Food retailers are especially concerned that the Price Control-imposed restrictions, which effectively force them to sell so-called ‘breadbasket items’ as loss leaders, will be exacerbated by VAT in its proposed form.

The Government’s current VAT plan will only allow grocery retailers to recover ‘input’ VAT in proportion to the ‘taxable’ items they sell.

The industry has argued that with up to 75-80 per cent of their inventory likely to be treated as VAT ‘exempt’, they will only be able to recover 20-25 per cent of their input tax payments - a situation that will force them to either increase prices on ‘taxable’ items or cut costs, such as employee numbers.

And Mr Beneby and others have already argued that increasing prices on ‘non-breadbasket items’ will only serve to exacerbate an existing, and growing, customer trend - that of consumers turning to purchasing ‘breadbasket’ items.

Mr Beneby, following the meeting with Shane Gibson, minister of labour and national insurance, who has responsibility for price control, said “the door is open” for discussions between the industry and the Government.

He added that Mr Gibson had asked food retailers to present their concerns and analysis to the Government in writing, backing up their concerns with facts and figures.

“No decision has been made. It was just a discussion we had,” Mr Beneby told Tribune Business of the meeting with Mr Gibson. “It was a cordial discussion, and I think it was positive, if I may say so.”

He added: “The Price Control Act came into effect in 1972 or 1973, and we’ve had the same mark-ups from then until now.

“There’s been a tremendous increase in the cost of doing business in the country from then until now; everything has gone up. There’s been a tremendous increase.”

Mr Beneby said the food retail industry now had “to come together and make a definitive decision” on Price Control, in terms of providing the Government with a detailed analysis and their subsequent recommendations.

“That’s what they’re asking for,” the Retail Grocers Association’s president said of the Government. “Some formal proposal to present all the figures, studies and analysis, and they would take a look at it.”

Asked how important Price Control reform is to the food retail industry’s future, Mr Beneby told Tribune Business: “It’s very important, because the way the VAT legislation is being rolled out right now, with the exempt and non-exempt items that the food stores have to carry, and with the exempt being such a high percentage over the non-exempt..... with that kind of disparity, we’re definitely going to need some relief.

“If we don’t get relief somewhere along the way, it’s going to be a catastrophe, especially for the smaller food stores.
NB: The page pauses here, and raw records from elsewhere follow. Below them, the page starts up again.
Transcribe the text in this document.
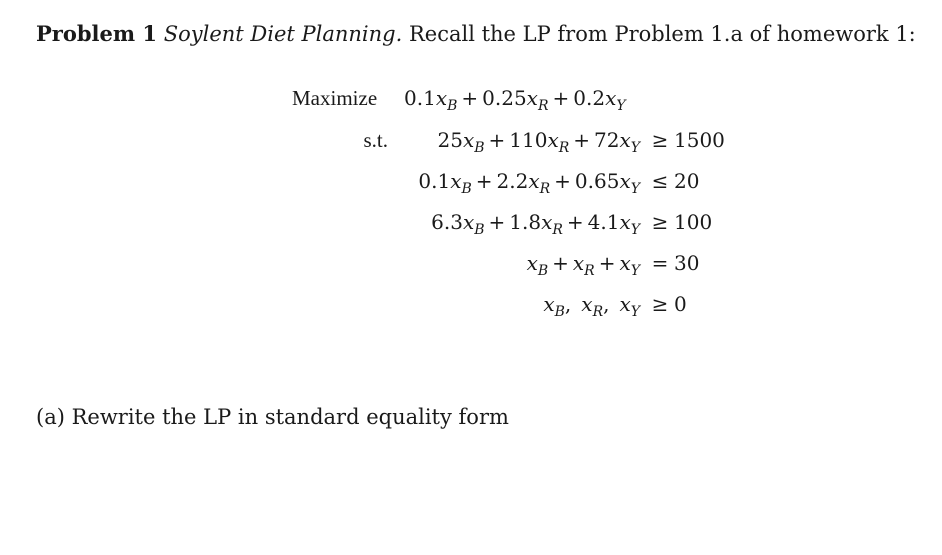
Problem 1 Soylent Diet Planning. Recall the LP from Problem 1.a of homework 1:
Maximize	$0.1x_B + 0.25x_R + 0.2x_Y$
s.t.	$25x_B + 110x_R + 72x_Y \ge 1500$
$0.1x_B + 2.2x_R + 0.65x_Y \le 20$
$6.3x_B + 1.8x_R + 4.1x_Y \ge 100$
$x_B + x_R + x_Y = 30$
$x_B$, $x_R$, $x_Y \ge 0$
(a) Rewrite the LP in standard equality form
We’re happy that the door is open for that discussion. It will continue, without a doubt.”

The Price Control problems, combined with VAT’s impending implementation, have served to unite the food retail/wholesale industry and cause it to speak with one voice.

Dionisio D’Aguilar, chairman of BISX-listed food group, AML Foods, recently called for the Government to abolish price controls, arguing that high levels of competition in the food retail industry meant it no reason to “meddle”.

He suggested that the Christie administration consolidate price control abolition as part of its fiscal reform programme, describing the regime as antiquated and not serving consumers in the way it is meant to.

“Price control is not doing what it’s intended to do,” Mr D’Aguilar told Tribune Business. “The Government should not feel the need to control prices of basic items.

“There is so much competition in the food store marketplace that there is no need for the Government to step in and meddle with the prices.”

“In the current environment, it’s very difficult for food stores to make money with price control,” Mr D’Aguilar added. “We’re having to jack up the prices on everything else to have all these loss leaders.

“It’s [price control] been in place since 1971. My God, let’s get rid of it now. It doesn’t work. All it’s doing is artificially lowering the price on certain goods, and everyone’s screaming about how expensive the prices are on other items, the healthy ones.”